Birinci gurup; "Alerjik rinit, vazomotor rinit ve polip" için hekim kontrolü altında uzun süre kullanılabilen steroid (kortizon) içeren burun spreyleridir. Bu tür spreyler tedavi amaçlıdır, etkili olmaları için uzun süreler kullanılması gerekir. İçeriğinde bulunan kortizon sadece burna etki eder. Vücuda geçişi son derece azdır, diğer organlara bir etkisi ve zararı yoktur.
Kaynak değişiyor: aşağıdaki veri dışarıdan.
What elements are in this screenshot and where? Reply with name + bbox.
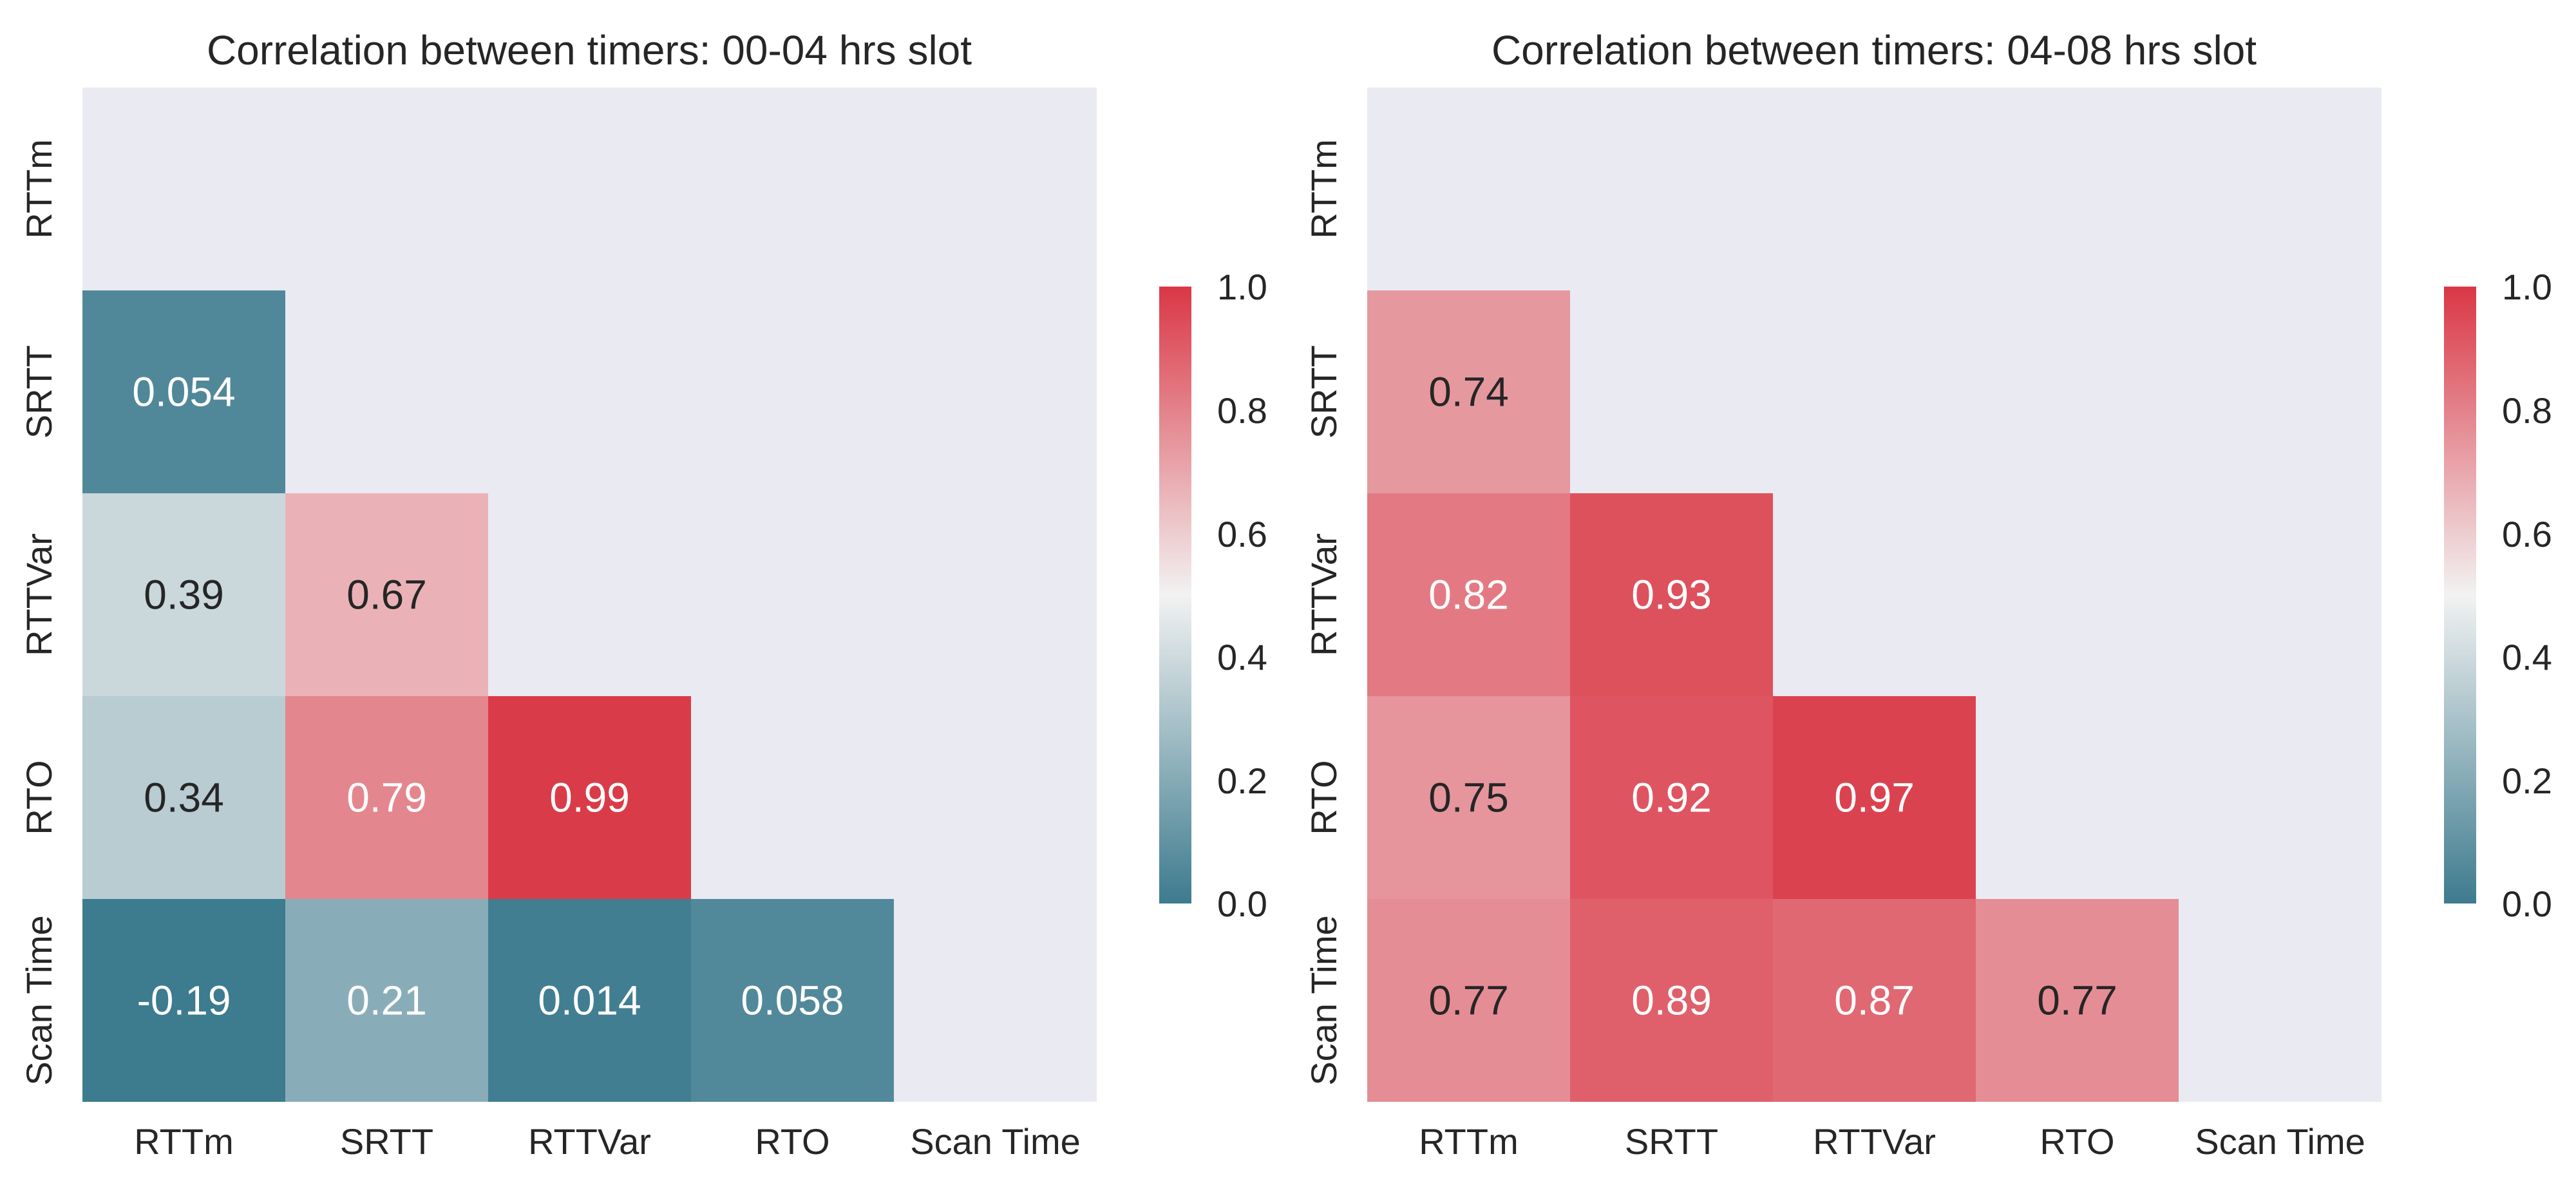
heatmap-cell [82,696,285,899]
colorbar-tick-label: 1.0 [1217,267,1267,307]
x-tick-label: RTTVar [528,1121,651,1162]
x-tick-label: SRTT [340,1121,433,1162]
heatmap-cells-1: 0.054 0.39 0.67 0.34 0.79 0.99 -0.19 0.21 0.014 0… [82,290,894,1102]
heatmap-cell-label: 0.67 [346,572,427,618]
heatmap-cell-label: 0.93 [1631,572,1712,618]
heatmap-cells-2: 0.74 0.82 0.93 0.75 0.92 0.97 0.77 0.89 0.87 0.77 [1367,290,2179,1102]
y-tick-label: Scan Time [1303,915,1344,1086]
y-tick-labels-1: RTTm SRTT RTTVar RTO Scan Time [19,139,59,1086]
x-tick-label: Scan Time [910,1121,1081,1162]
heatmap-cell [1570,899,1773,1102]
y-tick-label: RTTVar [19,533,59,656]
chart-title-2: Correlation between timers: 04-08 hrs sl… [1492,27,2257,73]
y-tick-label: RTTm [1303,139,1344,239]
heatmap-cell-label: 0.39 [144,572,224,618]
heatmap-cell-label: 0.89 [1631,978,1712,1024]
y-tick-label: RTO [19,760,59,835]
y-tick-label: RTTm [19,139,59,239]
heatmap-cell-label: 0.21 [346,978,427,1024]
y-tick-labels-2: RTTm SRTT RTTVar RTO Scan Time [1303,139,1344,1086]
heatmap-cell [1367,493,1570,696]
heatmap-cell-label: 0.77 [2037,978,2117,1024]
heatmap-panel-1: Correlation between timers: 00-04 hrs sl… [19,27,1267,1162]
heatmap-cell-label: 0.87 [1834,978,1915,1024]
x-tick-labels-1: RTTm SRTT RTTVar RTO Scan Time [134,1121,1081,1162]
heatmap-cell [1367,696,1570,899]
heatmap-cell [285,899,488,1102]
heatmap-cell-label: 0.77 [1428,978,1509,1024]
heatmap-cell-label: 0.058 [741,978,844,1024]
x-tick-label: RTO [2040,1121,2114,1162]
heatmap-cell [82,290,285,493]
y-tick-label: SRTT [1303,345,1344,439]
x-tick-labels-2: RTTm SRTT RTTVar RTO Scan Time [1419,1121,2365,1162]
heatmap-cell [285,493,488,696]
heatmap-cell [691,899,894,1102]
colorbar-gradient [1159,287,1191,903]
heatmap-cell [285,696,488,899]
heatmap-cell-label: 0.79 [346,775,427,821]
heatmap-cell-label: 0.99 [549,775,630,821]
colorbar-tick-label: 0.8 [1217,390,1267,431]
heatmap-cell-label: 0.75 [1428,775,1509,821]
colorbar-tick-label: 0.4 [1217,637,1267,677]
colorbar-tick-label: 0.0 [2502,884,2552,924]
colorbar-tick-label: 0.6 [1217,514,1267,554]
heatmap-cell-label: 0.82 [1428,572,1509,618]
colorbar-tick-label: 0.0 [1217,884,1267,924]
heatmap-panel-2: Correlation between timers: 04-08 hrs sl… [1303,27,2552,1162]
x-tick-label: RTTVar [1813,1121,1936,1162]
heatmap-cell [488,899,691,1102]
colorbar-tick-label: 0.2 [2502,761,2552,801]
colorbar-tick-label: 0.8 [2502,390,2552,431]
x-tick-label: RTO [755,1121,829,1162]
heatmap-cell [488,696,691,899]
heatmap-cell [82,493,285,696]
heatmap-cell [1570,493,1773,696]
x-tick-label: RTTm [1419,1121,1519,1162]
chart-title-1: Correlation between timers: 00-04 hrs sl… [207,27,972,73]
heatmap-cell-label: 0.054 [132,369,235,415]
colorbar-tick-label: 0.4 [2502,637,2552,677]
heatmap-cell [1367,290,1570,493]
y-tick-label: RTTVar [1303,533,1344,656]
heatmap-cell [1570,696,1773,899]
colorbar-2: 0.0 0.2 0.4 0.6 0.8 1.0 [2444,267,2552,924]
heatmap-cell [1773,899,1976,1102]
x-tick-label: Scan Time [2195,1121,2365,1162]
heatmap-cell-label: 0.014 [538,978,641,1024]
heatmap-cell-label: -0.19 [137,978,231,1024]
heatmap-cell-label: 0.92 [1631,775,1712,821]
x-tick-label: RTTm [134,1121,234,1162]
colorbar-tick-label: 1.0 [2502,267,2552,307]
colorbar-gradient [2444,287,2476,903]
heatmap-cell-label: 0.97 [1834,775,1915,821]
y-tick-label: SRTT [19,345,59,439]
heatmap-cell [1773,696,1976,899]
colorbar-tick-label: 0.2 [1217,761,1267,801]
heatmap-cell-label: 0.34 [144,775,224,821]
heatmap-cell [82,899,285,1102]
heatmap-cell [1367,899,1570,1102]
y-tick-label: Scan Time [19,915,59,1086]
x-tick-label: SRTT [1625,1121,1718,1162]
y-tick-label: RTO [1303,760,1344,835]
heatmap-cell-label: 0.74 [1428,369,1509,415]
colorbar-1: 0.0 0.2 0.4 0.6 0.8 1.0 [1159,267,1267,924]
colorbar-tick-label: 0.6 [2502,514,2552,554]
heatmap-cell [1976,899,2179,1102]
Diğer gurup burun sprey ve damlaları ise eskiden beri bilinen ve sık kullanılan dekonjestan yani burun açıcı ilaçlardır. Tedaviden çok burundaki kan damarlarını geçici büzerek burun tıkanıklığında hemen rahatlama sağlamak için kullanılır. Burun içi dokularına ve damarlara çok etkilidir ve hemen rahatlama sağlarlar. Ancak etkileri kısa sürelidir, birkaç saat içinde biter. Kişi spreyi tekrar tekrar kullanma ihtiyacı hissederü. Uzun süreli kullanımlarda her kullanımdan sonra, burun damarları ve dokuları refleks olarak tekrar eskisinden de fazla genişlerler. Buna "rebound etki" denir. Kısır döngü oluşur ve damla kullanımı bağımlılık halini alır. Bu tip uzun kullanımlar, haftalar ve aylar içinde burun içi dokuda kalıcı hasarlar oluşturabilir. Dekonjestan özellikli burun spreyleri kısa süreli durumlarda tercih edilmeli, 1 haftadan fazla devamlı kullanılmamalıdır. Bebek ve çocuklarda zararlı etkiler daha kısa sürede oluşabilir. Damla ve spreylerin devamlı kullanımı günü geçmemelidir.